Indeed, thinking pneumatologically about the entrepreneurial often invites us to think eschatologically about how the kingdom of God advances a new order and freedom in the world. The implications for entrepreneurship would seem profound.
For example, imagine:
- How might the ethos and atmosphere of the kingdom of God be intelligently designed for fostering an ecology for entrepreneurial activity?
- How is the Holy Spirit an eschatological catalyst for a reforming and renewing change in various industries and professions? Could it be that the Holy Spirit likes to stir-up a receptive and responsive longing for the “still more” that has yet to be realized in an industry or profession?
- In what sense might dynamics of the entrepreneurial tap into tensions of the “already here, yet not fully realized” dynamism of the kingdom of God?
Thinking eschatologically about entrepreneurship within the kingdom of God can cultivate an atmosphere of longing and expectation for creative “first things” in our midst; not just among a congregation, but throughout the kingdom of God’s work across industries and professions.

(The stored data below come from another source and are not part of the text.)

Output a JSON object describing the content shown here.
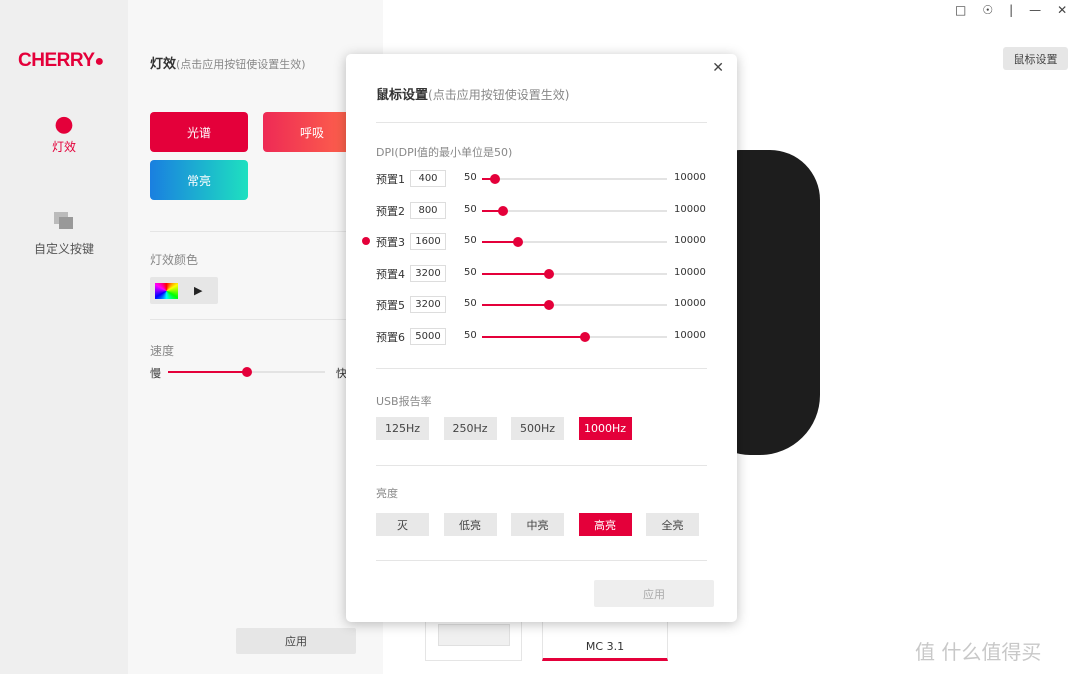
{
  "brand": {
    "logo": "CHERRY",
    "accent": "#e4003a"
  },
  "window_controls": [
    "feedback-icon",
    "settings-icon",
    "minimize-icon",
    "close-icon"
  ],
  "sidebar": {
    "items": [
      {
        "label": "灯效",
        "icon": "bulb-icon",
        "active": true
      },
      {
        "label": "自定义按键",
        "icon": "keys-icon",
        "active": false
      }
    ]
  },
  "panel": {
    "title": "灯效",
    "hint": "(点击应用按钮使设置生效)",
    "effects": [
      "光谱",
      "呼吸",
      "常亮"
    ],
    "color_label": "灯效颜色",
    "speed_label": "速度",
    "speed_slow": "慢",
    "speed_fast": "快",
    "speed_value": 0.5,
    "apply": "应用"
  },
  "header": {
    "mouse_settings": "鼠标设置"
  },
  "devices": [
    {
      "name": ""
    },
    {
      "name": "MC 3.1",
      "active": true
    }
  ],
  "watermark": "值 什么值得买",
  "dialog": {
    "title": "鼠标设置",
    "hint": "(点击应用按钮使设置生效)",
    "dpi_label": "DPI(DPI值的最小单位是50)",
    "dpi_min": "50",
    "dpi_max": "10000",
    "active_preset": 2,
    "presets": [
      {
        "name": "预置1",
        "value": "400"
      },
      {
        "name": "预置2",
        "value": "800"
      },
      {
        "name": "预置3",
        "value": "1600"
      },
      {
        "name": "预置4",
        "value": "3200"
      },
      {
        "name": "预置5",
        "value": "3200"
      },
      {
        "name": "预置6",
        "value": "5000"
      }
    ],
    "usb_label": "USB报告率",
    "usb_rates": [
      "125Hz",
      "250Hz",
      "500Hz",
      "1000Hz"
    ],
    "usb_selected": 3,
    "brightness_label": "亮度",
    "brightness": [
      "灭",
      "低亮",
      "中亮",
      "高亮",
      "全亮"
    ],
    "brightness_selected": 3,
    "apply": "应用"
  }
}
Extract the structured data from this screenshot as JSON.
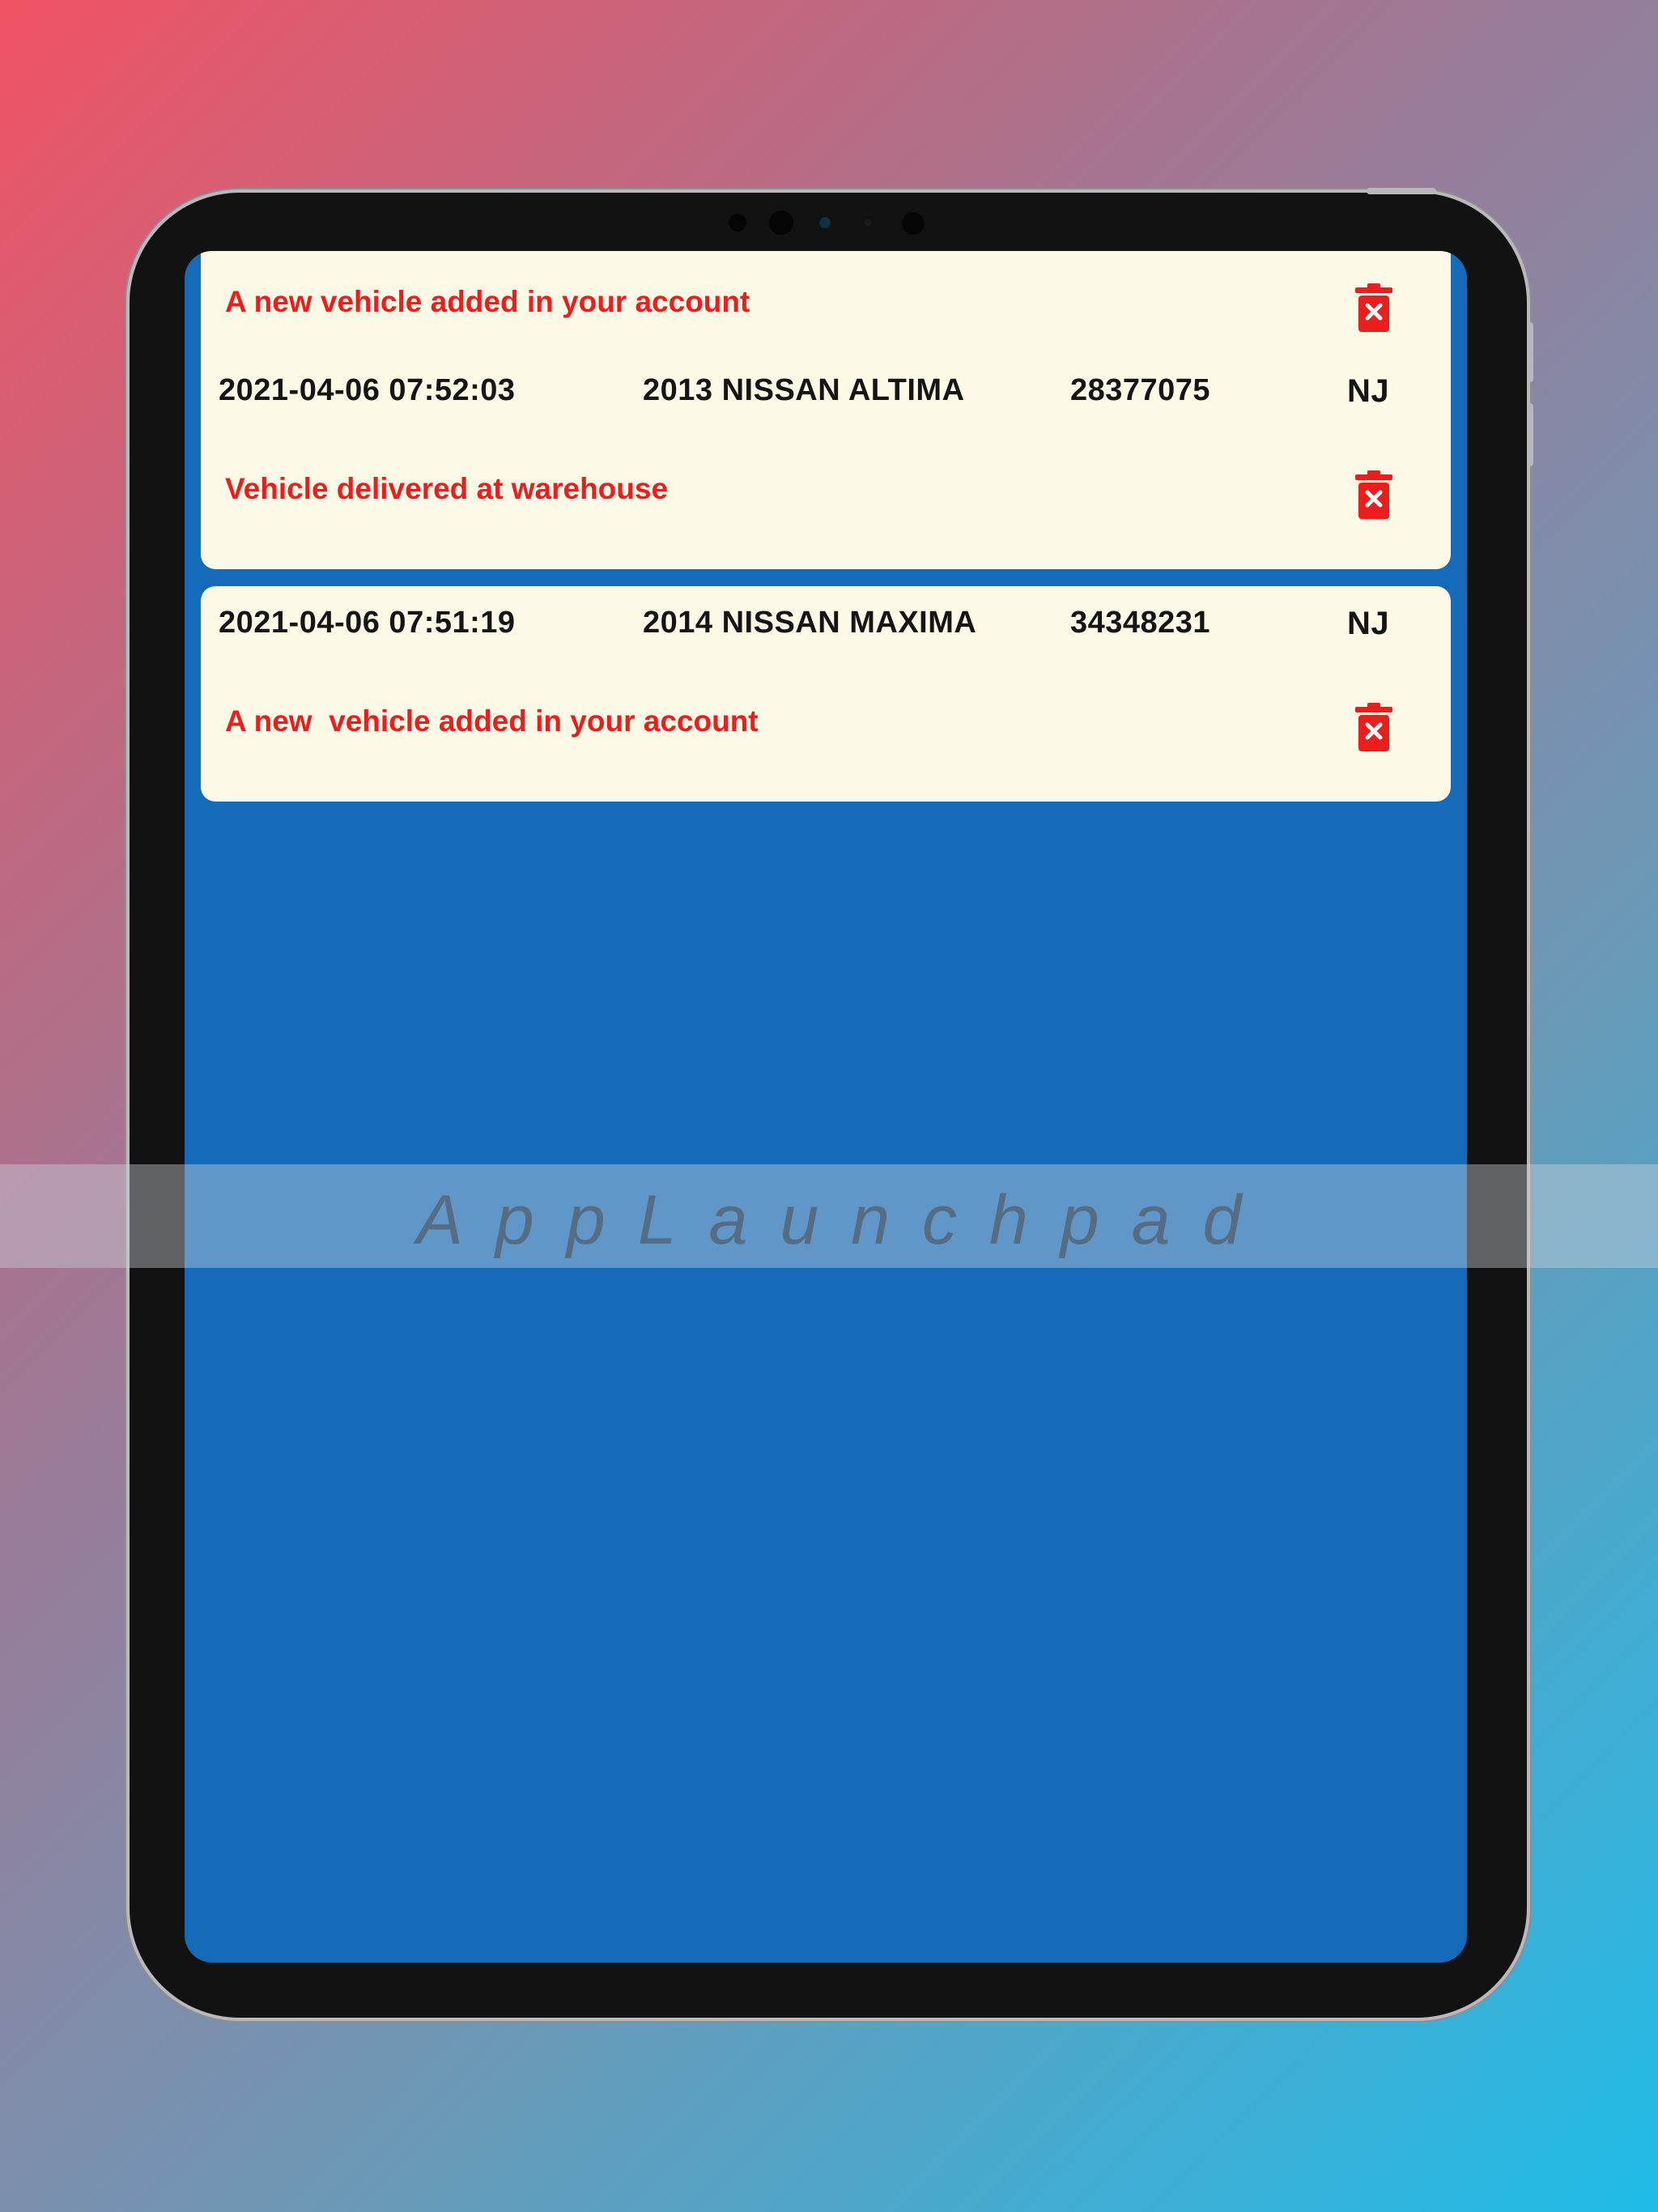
{
  "notifications": [
    {
      "timestamp": "",
      "vehicle": "",
      "number": "",
      "state": "",
      "message": "A new vehicle added in your account"
    },
    {
      "timestamp": "2021-04-06 07:52:03",
      "vehicle": "2013 NISSAN ALTIMA",
      "number": "28377075",
      "state": "NJ",
      "message": "Vehicle delivered at warehouse"
    },
    {
      "timestamp": "2021-04-06 07:51:19",
      "vehicle": "2014 NISSAN MAXIMA",
      "number": "34348231",
      "state": "NJ",
      "message": "A new  vehicle added in your account"
    }
  ],
  "icons": {
    "delete": "trash-icon"
  },
  "colors": {
    "screen_background": "#136bba",
    "card_background": "#fcf9e6",
    "message_text": "#ee1d1d",
    "trash_icon": "#ee1d1d"
  },
  "watermark": {
    "text": "AppLaunchpad"
  }
}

If we do not learn to think theologically about entrepreneurship, other frameworks and scripts will surely seek to define that reality. Such frameworks and scripts are often on loan to us from other sectors in society, rather than enriched by the deep resources of theological thinking.
If God reigns over the entrepreneurial, then shouldn’t our thinking at least attempt to “catch up” to what is already in his heart and mind? Hence, theology’s work of faith seeking understanding.
The traditional “theological virtues” – faith, hope, and love – can also provide a framework for describing some of the character of entrepreneurial work. For example, by faith, that which is entrepreneurial has a willingness to risk on what is unperceived yet hoped-for as a desired future, even if not initially seen by others. In hope, the entrepreneurial is oriented toward the yet to be, a carrier of the “still more.” It often has a dissatisfaction with status-quo thinking about what is possible, doable or needed. In love, the entrepreneurial sees and acts from a posture of willingness to bring about goods for others as a way of contributing value. Indeed, what if the ultimate destiny of the entrepreneurial is for more than achieving competitive advantage, even as entrepreneurs work within environments that are competitive?
Theological imagination is relevant for thinking about entrepreneurship and seeking to understand its reality in light of other disciplines of knowledge and wisdom. Pastors and theological educators are indispensable stakeholders within these discussions. May they inspire a “new sound” in the earth about entrepreneurship, a psalm before God, a story that even rewrites the destiny of entrepreneurs among the nations!